Joe Moglia: Rather than settling lawsuit, schools should have let the NCAA go bankrupt and start new organization (NCAA Lawsuit Settlement)

A while back I got a call from a person we'll describe here as a well-connected college sports industry insider. The major Division I conferences were in the process of approving a $2.7 billion settlement in the ongoing House v. NCAA lawsuit. This was a good and necessary move, because going to trial risked a judgment perhaps as large as $20 billion, or so they told us.

The question this person posed to me was, Why are the conferences (and the schools they represent) settling this lawsuit at all? Why not heap all the burden onto the NCAA, let the NCAA go kaput, and then start a new organization with new rules and no debt?

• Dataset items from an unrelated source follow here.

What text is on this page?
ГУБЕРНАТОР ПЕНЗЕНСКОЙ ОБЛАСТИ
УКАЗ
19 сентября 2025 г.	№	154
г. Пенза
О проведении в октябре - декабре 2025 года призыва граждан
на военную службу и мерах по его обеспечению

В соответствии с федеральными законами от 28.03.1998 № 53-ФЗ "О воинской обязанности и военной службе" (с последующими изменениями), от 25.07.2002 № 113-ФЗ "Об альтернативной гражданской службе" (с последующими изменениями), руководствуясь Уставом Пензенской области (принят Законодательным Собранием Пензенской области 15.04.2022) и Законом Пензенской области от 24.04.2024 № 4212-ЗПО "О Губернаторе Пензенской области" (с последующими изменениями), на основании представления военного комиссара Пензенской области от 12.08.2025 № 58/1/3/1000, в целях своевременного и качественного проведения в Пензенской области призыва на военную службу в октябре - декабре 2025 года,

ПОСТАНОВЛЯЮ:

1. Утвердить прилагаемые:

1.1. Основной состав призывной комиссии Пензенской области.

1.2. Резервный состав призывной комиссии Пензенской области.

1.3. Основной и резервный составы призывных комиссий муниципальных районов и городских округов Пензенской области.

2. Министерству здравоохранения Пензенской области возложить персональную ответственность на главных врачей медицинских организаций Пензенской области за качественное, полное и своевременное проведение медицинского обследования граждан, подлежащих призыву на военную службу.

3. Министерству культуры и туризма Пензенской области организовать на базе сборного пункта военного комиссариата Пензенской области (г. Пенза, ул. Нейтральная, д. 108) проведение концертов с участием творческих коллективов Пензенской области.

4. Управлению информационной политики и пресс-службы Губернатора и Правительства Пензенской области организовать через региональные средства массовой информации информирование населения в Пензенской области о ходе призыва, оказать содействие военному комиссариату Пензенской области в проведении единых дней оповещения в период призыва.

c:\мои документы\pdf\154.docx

I didn't have an answer to this person and still don't, and thus far haven't seen anyone else ask the same question.

However, on Wednesday, Joe Moglia published an op-ed in the Indianapolis Star -- the hometown newspaper of NCAA HQ -- arguing that the schools should have let the NCAA go bankrupt and the $2.7 billion settlement and the $22 million optional annual payments will only make the status quo worse for big and small schools alike.

He writes:

If the NCAA disappeared tomorrow, it might disrupt a couple seasons, but the Conferences could quickly fill the void. If one of the major banks had collapsed in 2008, the fear was that the global financial system itself would have disintegrated. That’s why the government stepped in and every step was taken to protect the banks. We’re treating the NCAA the same way now. But does anyone really believe it’s impossible to hold a basketball tournament or a bowl game without the NCAA? Why go to such lengths to protect it?

Unfortunately, too many administrators seem to prefer the status quo to leading.

Moglia is the former chairman and CEO of TD Ameritrade and a former chairman of the Fundamental Global Investors and Capital Wealth Advisors. 

Moglia left the banking world in 2009 to enter full-time football coaching, taking over the UFL's Omaha Nighthawks before landing the Coastal Carolina head coaching job in 2011. He went 56-22 in six seasons leading the Chanticleers before stepping down for health reasons in 2019. Moglia is now Coastal's athletics chairman, executive director for football, and executive advisor to the president.

In his op-ed, Moglia argued that adding a $22 million "optional" salary cap will not curb the other salary cap apparatus that has sprung up over the past three years: collectives.

Indeed, this new system may make things worse, potentially allowing coaches to pay their bench from the revenue share while leaning on collectives to land superstar quarterbacks and point guards using third-party NIL deals. Effectively, rather than capping player compensation, the revenue share may give universities greater leeway to pay players while failing to rein in booster collectives. This puts smaller programs at an even greater disadvantage.

Major Power Five programs may have millions to splash out on players via revenue sharing, but for smaller schools like Coastal Carolina University, and conferences, like the Big East, this could be a significant reduction in their overall athletics budgets, forcing institutions to either eliminate other sports in favor of revenue generators like basketball or football, or making them entirely non-competitive, because they won’t be able to afford top talent. The programs with powerful booster collectives will still be able to use those resources to lure top talent.

Moglia argued for spinning the revenue-producing college sports into a new organization that is parallel but separate from the NCAA. 

One potential approach is for the major Division I revenue sports — football and men’s and women’s basketball — to be spun off into Professional College Athletics (the PCA), modeled after a successful sports business like the NFL, with collective bargaining, binding contracts, direct payment of players, NIL deals, and more. Amateur College Athletics (ACA) would remain with the NCAA, where the only compensation players could receive beyond a scholarship would be through direct NIL deals with brands, eliminating booster collectives. For example, a top fencer could do an independent deal with a fencing equipment manufacturer, but they wouldn’t be paid by the school in any way.

If a player at the ACA level was a star in a revenue sport, they could transfer to a PCA program. (It’s worth remembering that 95% of college athletes do not get money, even under the current system, and they would need to be recruited by a PCA program.) Finally, D1 schools could collectively designate other sports for inclusion in the PCA if they want.

Moglia raises some interesting questions. Hopefully his op-ed inspires some convincing answeres.